世の中には、まだまだ知らない事が沢山ある。
生きていて良かったよー。
「ちょっとフレデリカ様。目をキラキラさせながらはしゃぐのやめてくださいよ。見られていますよ。完全におのぼりさんじゃないですか」
「いいじゃない別に……あっ!アレ美味しそうなんですけど!カラフルでかわいいし。ねぇ閃光さん。あれなんですか?」
「はい、フレデリカ様。あれは『ダンゴ』という菓子です。穀物を原料とした、この国を代表するお菓子と言っても過言ではありません。さらにダンゴと言っても種類があり、練り込む素材によって様々な味が楽しめるという…………」
ははは……閃光さん、いつもより饒舌ね。しかも早口だし。
この国が好きなのが伝わってくる。
「じゃあ二人とも。その『ダンゴ』を食べてみましょう。私はあのカラフルなのがいいけど」
それぞれ好みのダンゴを手にベンチに座る。このベンチも私の知っているものと違う。背もたれがない。

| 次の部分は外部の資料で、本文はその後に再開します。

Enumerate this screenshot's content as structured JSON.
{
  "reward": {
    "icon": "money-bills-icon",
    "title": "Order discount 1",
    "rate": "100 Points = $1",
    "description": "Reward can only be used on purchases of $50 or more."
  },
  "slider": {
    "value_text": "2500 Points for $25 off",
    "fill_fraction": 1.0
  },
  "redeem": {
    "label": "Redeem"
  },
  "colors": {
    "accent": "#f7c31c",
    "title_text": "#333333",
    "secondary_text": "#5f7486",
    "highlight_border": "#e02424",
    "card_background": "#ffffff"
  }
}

「何これっ!なんか初めての食感!こんなに柔らかいのに、しっかりとした食べ応え。感動しちゃうよー……って二人とも、普通に落ち着いちゃって。感動とかないわけ?」
「フレデリカ様は逆にはしゃぎ過ぎです。あたしたちは月に何回かは来てますので。割と食べ慣れています」
「えっ?そうなの?」
「はい。だから今も買い物できたんですよ。この国の通貨を持っていないと買い物できませんから」
叡智の聖騎士が、いくつかのコインを見せてくれる。
色の違うコインに、それぞれ数字が書いてあるが全く価値がわからない。
まぁ、それはいいとして。
何かわからない怒りが湧いている。